Car tout adulte est fou, de sa folie privée, et seul aussi” 

Masud Khan

Solitude(s)

Définition générale

La solitude a mauvaise réputation et pourtant il y a mille et une manières d’être dans la solitude. Se créer “une chambre à soi” ( Virginia Woolf ) pour y loger sa propre rêverie intérieure à l’abri des regards peut avoir un effet bienfaisant, apaisant. Néanmoins, elle peut être subie quand elle résulte de la perte d’un objet d’amour. Elle devient alors supplice, souffrance. 

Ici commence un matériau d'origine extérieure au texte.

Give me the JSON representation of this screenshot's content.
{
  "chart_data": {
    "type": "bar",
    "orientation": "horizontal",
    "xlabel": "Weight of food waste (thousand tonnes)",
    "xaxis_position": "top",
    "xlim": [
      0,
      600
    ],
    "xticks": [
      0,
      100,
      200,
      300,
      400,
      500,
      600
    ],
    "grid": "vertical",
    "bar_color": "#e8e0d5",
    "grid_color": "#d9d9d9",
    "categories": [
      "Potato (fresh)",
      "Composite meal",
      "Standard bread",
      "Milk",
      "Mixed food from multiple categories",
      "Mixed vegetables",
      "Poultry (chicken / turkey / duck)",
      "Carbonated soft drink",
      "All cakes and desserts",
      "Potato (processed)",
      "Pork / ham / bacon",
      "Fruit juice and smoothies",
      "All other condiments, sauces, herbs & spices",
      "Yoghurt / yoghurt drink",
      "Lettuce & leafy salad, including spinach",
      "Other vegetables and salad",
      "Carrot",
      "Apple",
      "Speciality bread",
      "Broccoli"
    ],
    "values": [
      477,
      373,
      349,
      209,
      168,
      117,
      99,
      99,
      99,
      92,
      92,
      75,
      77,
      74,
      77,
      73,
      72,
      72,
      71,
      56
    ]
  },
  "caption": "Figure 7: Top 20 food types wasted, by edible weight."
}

La solitude douloureuse est aussi au coeur du deuil et de la mélancolie. Dans tous les cas, cet affect se décline au pluriel et se retrouve dans la plupart des tableaux cliniques.

Dans la solitude certains se trouvent, d’autres se perdent.

Ce qui frappe dans les nombreux discours autour de ce signifiant “solitude”, c’est l’indétermination de leur objet. Il n’existe pas de véritable définition de la solitude. Celle-ci reste floue et polysémique  : elle est successivement associée à la vieillesse, au handicap, à la dépendance, à la précarité, au chômage, au divorce, à l’exclusion, à la maladie, à l’exil, à l’utilisation des sites de rencontres….La solitude n’étant pas à confondre avec l’isolement qui, lui est de l’ordre de l’exclusion par l’Autre, réelle ou imaginaire, comme dans l’isolement phobique (claustrophobie et agoraphobie ). 

La solitude est un sujet littéraire, philosophique, sociologique et même musical, plutôt que psychanalytique. Elle est évoquée dans la littérature française et étrangère, quelque soit l’époque. On la retrouve ainsi dans les œuvres des auteurs latins ( Ovide par exemple), des philosophes ( Rousseau, Kierkegaard, Nietzsche, Schopenhauer…) , des écrivains ( les Romantiques en particulier, mais aussi Flaubert, Kafka, John Cowper Powys, Simone de Beauvoir, Duras…) et dans la peinture ( Edward Hopper.. ).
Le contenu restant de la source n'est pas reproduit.